BY ARA PAPIAN
Apologists for the Armenia-Turkey protocols denied all the warnings that there would be negative effects on the Armenian Genocide recognition process, while I, alongwith many others, foresaw that negative consequences would manifest themselves even in those countries that have already recognized the Armenian Genocide. Unfortunately, that turned out to be the case.
Canada is one of those few countries where both the parliament (in 2002 and 2004), as well as the cabinet (in 2006) have recognized the Armenian Genocide. Consequently, since 2004, no self-respecting member of the media would ever publish or broadcast any article or program denying the Armenian Genocide. Moreover, when, in February of 2006, as a reaction to my mentioning the Armenian Genocide as part of a farewell interview to the influential Embassy magazine, the ambassadors of Turkey and Azerbaijan complained, the editor of that periodical responded, without any intervention on my part, that, “the fact of the genocide cannot be disputed, as it is not subject to any doubts”. Clear and precise.

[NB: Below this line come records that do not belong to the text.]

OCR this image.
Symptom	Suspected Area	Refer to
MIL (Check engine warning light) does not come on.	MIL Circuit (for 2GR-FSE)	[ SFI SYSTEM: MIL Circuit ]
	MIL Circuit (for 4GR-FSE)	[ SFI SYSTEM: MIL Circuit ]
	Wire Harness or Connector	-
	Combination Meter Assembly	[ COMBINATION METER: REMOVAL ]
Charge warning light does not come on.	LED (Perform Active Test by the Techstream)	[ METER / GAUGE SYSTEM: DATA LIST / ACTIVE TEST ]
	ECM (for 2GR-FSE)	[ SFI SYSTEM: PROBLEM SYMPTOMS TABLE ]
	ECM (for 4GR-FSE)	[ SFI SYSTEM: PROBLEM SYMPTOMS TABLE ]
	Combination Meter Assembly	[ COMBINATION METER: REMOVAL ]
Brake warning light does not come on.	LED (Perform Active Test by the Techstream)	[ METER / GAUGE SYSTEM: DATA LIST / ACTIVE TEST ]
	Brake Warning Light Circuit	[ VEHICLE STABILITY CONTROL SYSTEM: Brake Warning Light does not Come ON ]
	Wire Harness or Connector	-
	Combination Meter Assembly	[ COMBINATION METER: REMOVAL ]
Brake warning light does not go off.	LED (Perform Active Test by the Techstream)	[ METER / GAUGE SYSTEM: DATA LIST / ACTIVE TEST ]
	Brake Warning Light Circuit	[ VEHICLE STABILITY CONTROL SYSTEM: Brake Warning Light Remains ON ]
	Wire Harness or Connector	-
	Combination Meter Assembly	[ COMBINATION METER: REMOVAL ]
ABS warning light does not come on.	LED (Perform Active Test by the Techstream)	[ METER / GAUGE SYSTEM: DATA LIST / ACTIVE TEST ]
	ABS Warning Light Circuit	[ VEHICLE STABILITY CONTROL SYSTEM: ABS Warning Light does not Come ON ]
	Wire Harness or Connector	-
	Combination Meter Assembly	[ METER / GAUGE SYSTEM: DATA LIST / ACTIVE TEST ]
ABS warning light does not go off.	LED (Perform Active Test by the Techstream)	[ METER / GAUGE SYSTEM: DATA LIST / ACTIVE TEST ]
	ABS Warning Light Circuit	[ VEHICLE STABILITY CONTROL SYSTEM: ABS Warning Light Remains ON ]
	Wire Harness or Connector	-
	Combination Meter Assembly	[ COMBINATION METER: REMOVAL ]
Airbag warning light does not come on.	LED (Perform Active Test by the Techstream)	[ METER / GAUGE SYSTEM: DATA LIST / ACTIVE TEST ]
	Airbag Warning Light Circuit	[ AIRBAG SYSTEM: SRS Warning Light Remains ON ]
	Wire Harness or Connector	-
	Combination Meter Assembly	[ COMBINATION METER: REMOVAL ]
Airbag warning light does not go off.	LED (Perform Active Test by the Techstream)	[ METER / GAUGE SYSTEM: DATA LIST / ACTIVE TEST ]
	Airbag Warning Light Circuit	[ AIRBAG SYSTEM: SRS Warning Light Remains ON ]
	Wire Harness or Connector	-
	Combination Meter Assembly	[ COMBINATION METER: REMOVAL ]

And what do we have now? Only ten days after signing the protocols, the very same Embassy magazine (on the 21st of October, 2009) published an article by Gwynne Dyer, where it is said that, “the Armenians back home have made a deal … [which] create a joint historical commission to determine what actually happened in 1915”. The author’s concluding remarks of the article state that, “It was not a genocide…”. And this in Canada, which has recognised the Armenian Genocide. As people on the streets say, we have messed with Canada, and she will not forgive us. People don’t forgive those who mess around with them, even in international relations.
And now for yet another prediction. After the protocols get ratified (God forbid), it would mean legally doubting the Armenian Genocide (please save your arguments for the Canadian courts), upon which the Canadian courts will be filled with applications against the prior governmental declarations for having “insulted honour and dignity”, seeing as we have insulted the Turkish state – and, of course, Canadian citizens of Turkish descent – in a yet-to-be-proven crime (genocide), subject to discussion by some sub-commission.
Since the Canadian court system provides for monetary compensation with regards to moral damages, I would therefore like to call for an extra line in next year’s state budget of the Republic of Armenia, of a few hundred million dollars (nothing less), to pay for moral damages. Ultimately, we are the ones who are going to billed for these complaints.